Numa perspetiva oposta, o pediatra Caldas Afonso considera que devemos continuar a ter alguma prudência. "Nós, independentemente daquilo que é a taxa excecional de vacinação que temos, vamos ter um inverno que não gostaríamos de associar a casos graves de gripe. Felizmente, o ano passado não aconteceu, penso que muito pela questão das máscaras. Não tivemos aquela inundação no sistema nacional de saúde como costumamos ter devido à gripe e seguramente que as novas medidas de proteção, lavar as mãos, e usar as máscaras, tiveram um impacto muito importante no que aconteceu."
Pediatra não percebe dispensa de máscara em discotecas
No caso concreto das escolas, e regressando novamente à população mais jovem, o pediatra Caldas Afonso volta a frisar que grande parte desta população ainda não está vacinada e, por isso, é preciso continuar a ter "alguma prudência". "À luz do que se sabe" considera que a norma em vigor está correta.

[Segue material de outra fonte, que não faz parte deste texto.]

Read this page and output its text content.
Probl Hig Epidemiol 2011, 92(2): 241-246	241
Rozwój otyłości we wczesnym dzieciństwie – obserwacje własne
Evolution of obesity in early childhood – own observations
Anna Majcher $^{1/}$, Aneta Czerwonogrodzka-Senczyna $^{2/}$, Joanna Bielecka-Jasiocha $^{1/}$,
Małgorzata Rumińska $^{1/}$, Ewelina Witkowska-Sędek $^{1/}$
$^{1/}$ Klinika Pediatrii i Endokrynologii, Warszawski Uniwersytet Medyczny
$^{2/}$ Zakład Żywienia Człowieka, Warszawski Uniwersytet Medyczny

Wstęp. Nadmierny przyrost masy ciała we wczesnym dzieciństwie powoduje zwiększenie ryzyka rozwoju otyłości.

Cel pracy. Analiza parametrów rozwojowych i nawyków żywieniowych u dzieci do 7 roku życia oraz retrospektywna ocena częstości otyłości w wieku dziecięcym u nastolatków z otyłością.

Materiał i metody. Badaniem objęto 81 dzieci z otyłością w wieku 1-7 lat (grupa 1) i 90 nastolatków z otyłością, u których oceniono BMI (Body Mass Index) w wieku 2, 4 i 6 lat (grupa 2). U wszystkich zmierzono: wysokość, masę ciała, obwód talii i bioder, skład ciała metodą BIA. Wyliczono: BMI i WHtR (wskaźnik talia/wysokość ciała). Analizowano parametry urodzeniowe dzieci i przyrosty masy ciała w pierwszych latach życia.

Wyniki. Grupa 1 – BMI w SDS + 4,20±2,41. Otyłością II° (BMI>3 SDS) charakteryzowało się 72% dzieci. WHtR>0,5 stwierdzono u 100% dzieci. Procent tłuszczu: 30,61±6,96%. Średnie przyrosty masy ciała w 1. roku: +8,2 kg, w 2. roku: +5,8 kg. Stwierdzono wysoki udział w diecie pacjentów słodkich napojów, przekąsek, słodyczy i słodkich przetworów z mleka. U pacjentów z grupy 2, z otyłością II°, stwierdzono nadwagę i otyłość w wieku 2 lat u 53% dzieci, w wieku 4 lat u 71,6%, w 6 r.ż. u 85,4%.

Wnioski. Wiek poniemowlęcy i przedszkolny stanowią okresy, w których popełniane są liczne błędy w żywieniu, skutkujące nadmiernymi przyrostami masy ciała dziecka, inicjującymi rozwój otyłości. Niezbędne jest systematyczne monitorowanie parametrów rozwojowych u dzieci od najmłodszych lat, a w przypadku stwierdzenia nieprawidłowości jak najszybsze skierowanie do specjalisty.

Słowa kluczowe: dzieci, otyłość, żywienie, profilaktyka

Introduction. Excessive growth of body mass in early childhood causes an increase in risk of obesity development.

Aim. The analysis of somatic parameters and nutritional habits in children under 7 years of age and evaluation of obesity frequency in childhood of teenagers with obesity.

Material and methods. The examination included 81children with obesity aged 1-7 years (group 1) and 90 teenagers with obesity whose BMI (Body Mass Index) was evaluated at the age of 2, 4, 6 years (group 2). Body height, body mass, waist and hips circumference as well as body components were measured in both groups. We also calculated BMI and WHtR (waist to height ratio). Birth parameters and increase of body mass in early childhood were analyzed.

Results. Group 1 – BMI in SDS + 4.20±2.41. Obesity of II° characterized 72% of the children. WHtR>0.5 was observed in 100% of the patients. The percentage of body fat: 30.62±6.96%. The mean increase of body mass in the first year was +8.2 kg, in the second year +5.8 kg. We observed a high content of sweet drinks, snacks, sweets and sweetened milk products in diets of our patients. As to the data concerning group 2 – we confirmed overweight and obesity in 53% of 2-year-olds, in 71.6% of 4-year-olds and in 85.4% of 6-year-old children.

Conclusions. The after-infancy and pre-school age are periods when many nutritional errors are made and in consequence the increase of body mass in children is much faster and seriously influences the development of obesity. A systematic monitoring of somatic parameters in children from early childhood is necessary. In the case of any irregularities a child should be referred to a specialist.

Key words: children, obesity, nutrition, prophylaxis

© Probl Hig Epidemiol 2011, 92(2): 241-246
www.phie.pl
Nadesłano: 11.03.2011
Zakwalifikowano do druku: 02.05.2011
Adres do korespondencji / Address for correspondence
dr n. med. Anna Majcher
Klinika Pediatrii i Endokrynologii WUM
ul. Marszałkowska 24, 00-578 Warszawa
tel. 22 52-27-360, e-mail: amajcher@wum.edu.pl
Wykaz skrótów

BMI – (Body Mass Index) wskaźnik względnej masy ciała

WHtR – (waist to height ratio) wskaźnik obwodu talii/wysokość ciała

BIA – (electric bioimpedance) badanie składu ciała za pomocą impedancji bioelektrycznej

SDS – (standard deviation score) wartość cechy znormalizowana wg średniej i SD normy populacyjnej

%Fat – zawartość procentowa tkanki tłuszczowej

"Muitas pessoas que temos internado é nessa faixa etária. Continuamos a internar. Isto não desapareceu. Além disso, esta faixa etária, independentemente da COVID-19, está também muito propensa a infeções respiratórias, e, portanto, na sala de aula, neste momento, faz todo o sentido."
Quanto à questão da não obrigatoriedade de utilização de máscara em discotecas, Caldas Afonso diz não encontrar uma justificação. "Penso que faria mais sentido se todos fizessem o teste para entrar na discoteca porque há sempre risco em ambientes super fechados, com contacto intenso, como é o caso de uma discoteca, a não ser que eles mudassem as regras, seria cauteloso usar máscara", remata.

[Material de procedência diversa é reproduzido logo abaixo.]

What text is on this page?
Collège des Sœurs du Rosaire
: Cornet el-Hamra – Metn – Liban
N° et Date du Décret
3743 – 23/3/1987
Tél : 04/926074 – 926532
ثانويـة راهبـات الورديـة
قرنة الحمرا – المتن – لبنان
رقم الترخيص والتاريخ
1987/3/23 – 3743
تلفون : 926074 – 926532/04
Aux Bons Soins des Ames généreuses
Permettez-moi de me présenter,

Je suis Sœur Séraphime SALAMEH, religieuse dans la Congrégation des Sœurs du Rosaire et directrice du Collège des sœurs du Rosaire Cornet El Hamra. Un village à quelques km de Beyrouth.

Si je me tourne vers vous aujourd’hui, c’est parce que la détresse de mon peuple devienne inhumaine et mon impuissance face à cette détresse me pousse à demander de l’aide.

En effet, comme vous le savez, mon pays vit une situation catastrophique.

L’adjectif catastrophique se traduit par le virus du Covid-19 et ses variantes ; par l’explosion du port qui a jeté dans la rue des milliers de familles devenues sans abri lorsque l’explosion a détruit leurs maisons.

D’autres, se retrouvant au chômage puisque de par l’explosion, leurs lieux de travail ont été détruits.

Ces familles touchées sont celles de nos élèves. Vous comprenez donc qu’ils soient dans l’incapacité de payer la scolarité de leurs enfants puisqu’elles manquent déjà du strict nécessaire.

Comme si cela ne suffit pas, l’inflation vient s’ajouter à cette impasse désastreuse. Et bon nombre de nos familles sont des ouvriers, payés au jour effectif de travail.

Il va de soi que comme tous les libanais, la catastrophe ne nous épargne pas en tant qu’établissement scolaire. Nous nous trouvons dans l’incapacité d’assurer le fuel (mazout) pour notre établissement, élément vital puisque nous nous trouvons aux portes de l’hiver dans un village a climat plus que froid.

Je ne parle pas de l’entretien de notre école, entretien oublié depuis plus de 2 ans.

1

Com o objetivo de tentar encontrar uma justificação concreta para o facto de ser exigido utilização de máscara em espaços fechados como as escolas e não ser exigido em discotecas e bares, a MAGG contactou o Ministério da Saúde e a Direção-Geral da Saúde, mas até à hora de publicação deste artigo não obteve resposta final.
Neste momento, aquilo que está estipulado é que não é obrigatório a utilização de máscara por parte de quem permanece num bar ou numa discoteca. Contudo, para ter acesso a estes locais, é exigido à entrada a apresentação de certificado digital que comprove que está vacinado ou teste negativo à COVID-19.